Monday, June 17, 2013

The Stages of Post-Grad Life

Exactly 38 days ago, I graduated college and witnessed a man release a dove on stage seconds before he received his diploma.  Obviously, both were monumental occasions in my life.  Since then, I have been "fun-employed,"* a term I use when answering the only question people ask me in polite conversation nowadays: "So, what are your post-grad plans?  Got a job yet, you adult, you, har har!"

*Interestingly, my research has shown that my dad seems to hate me a little more each time I say that, as he sees his retirement money dwindling away as I ask him for money to buy donuts and theme park tickets.

Anyway, the Bible tells us that most important things happen in increments of 40 days (the great flood, Jesus lost in the woods, something Moses did, etc.).  If tradition holds true, then in two days I'll either be extended a job offer or will finally solve Level 65 of Candy Crush.  Either way, these past 38 days have taught me a lot about the stages of post-graduate life, which, not coincidentally, directly mirror the five stages of grief.

1. Denial
This stage can happen as early as freshman year of college or as late as your first year of grad school.  I always thought people are really annoying in this stage, because it usually resembles one of the following scenarios:

  1. A drunk girl talking about how she's never going to graduate because then she won't be able to go to theme parties (this was me).
  2. A drunk guy talking about he's never going to graduate because then he can't sit around in his boxers all day and smoke weed.
  3. Panicked seniors joking about how they're going to fail their last exam on purpose.
In all scenarios, I'm just like, "No you're not, so shut up."  Going into it, we all know college is going to end and that we're going to eventually graduate on schedule, because if not we'd be 25 and the number 60 won't refer to how many Gs we're making a year but rather how many seconds our keg stand is.  And we all know we're going to pay some junior too much money to take over-saturated pictures of us and our roommates (who at that point we definitely hate) all over campus in stupid poses and grad caps.  Thus, denial is pointless, for this is the way it shall be.
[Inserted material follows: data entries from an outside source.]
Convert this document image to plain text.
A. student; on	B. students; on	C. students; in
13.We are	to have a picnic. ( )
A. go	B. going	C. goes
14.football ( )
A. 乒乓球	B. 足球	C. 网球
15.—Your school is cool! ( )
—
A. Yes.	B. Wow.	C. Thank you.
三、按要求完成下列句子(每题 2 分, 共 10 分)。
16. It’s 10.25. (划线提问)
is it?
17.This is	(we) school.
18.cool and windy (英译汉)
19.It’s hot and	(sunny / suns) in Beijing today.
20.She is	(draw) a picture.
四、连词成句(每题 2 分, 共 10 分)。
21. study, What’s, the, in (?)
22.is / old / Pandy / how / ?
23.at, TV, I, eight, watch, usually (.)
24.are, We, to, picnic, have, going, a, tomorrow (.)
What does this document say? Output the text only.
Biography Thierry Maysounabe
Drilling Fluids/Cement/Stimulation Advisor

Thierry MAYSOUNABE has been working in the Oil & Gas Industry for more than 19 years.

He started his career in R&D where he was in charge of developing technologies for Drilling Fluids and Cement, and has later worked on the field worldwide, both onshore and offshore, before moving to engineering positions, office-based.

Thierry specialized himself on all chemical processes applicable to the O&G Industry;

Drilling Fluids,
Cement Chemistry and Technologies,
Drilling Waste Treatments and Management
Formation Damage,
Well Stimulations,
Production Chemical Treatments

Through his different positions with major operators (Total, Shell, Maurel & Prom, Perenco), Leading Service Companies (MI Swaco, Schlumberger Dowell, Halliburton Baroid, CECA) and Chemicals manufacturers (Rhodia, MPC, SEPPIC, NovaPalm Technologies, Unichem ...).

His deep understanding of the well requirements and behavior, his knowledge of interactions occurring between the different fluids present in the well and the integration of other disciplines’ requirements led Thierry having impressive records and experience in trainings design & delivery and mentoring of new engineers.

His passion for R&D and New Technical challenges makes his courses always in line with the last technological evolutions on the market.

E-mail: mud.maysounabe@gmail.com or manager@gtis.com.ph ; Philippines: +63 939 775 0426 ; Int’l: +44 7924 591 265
The denial stage continues into the first few weeks after graduation.  It's fun for awhile, believe me.  You might take a trip or two, sleep in, get a pool membership and Instagram pictures of your fabulous life and strawberry daiquiris.  Post-grad is great in this stage, until....

#hardlife #nofilter

2. Anger
You start to get angry.  You get angry that none of the 30 places you've applied to have contacted you back. You start doubting your self-worth as you realize YOU are becoming the Target employee with a Bachelor's degree in English and Early Renaissance Bullshit.  You think about all the money you wasted getting wasted an education and get even angrier.  Then your parents start asking when you're going to get a job, gently suggesting that you waitress or strip for awhile, "just so you're not bored, honey."  

3. Bargaining
I theorize that this is when most people who formerly denounced grad school urgently sign up for the next GRE.  "If I just go to grad school then maybe I'll find a job doing what I actually love.  Besides, I'm overqualified for these stupid jobs I've been applying I need more education."  In two or three years, you'll restart the process, but then you'll have a Master's so you'll know how to deal with it.

4. Depression
I mean, obviously.  You can't go to theme parties anymore, your parents are your new roommates with a better social life than you, and you've heard every rejection possible from "This position has been filled" to "After meeting you and talking for an hour as you sweated your way through your button-down, we feel that your personality is lame and not suited for this company so we went with another, less clammy candidate who has a better haircut and professional experience."  Of course you're going to get depressed.  

5. Acceptance
You get a cat, look for receptionist jobs, and start seriously dating because that's the only way you're going to pull yourself out of this mess.  (This is speculation, as I have only made it to stage 4.)

So if you're still in college, live it up because someday you'll have to explain to your teenager that the only thing you did with your English degree was watch all six seasons of Mad Men in your first month out of college and write a mediocre blog.  Impressive.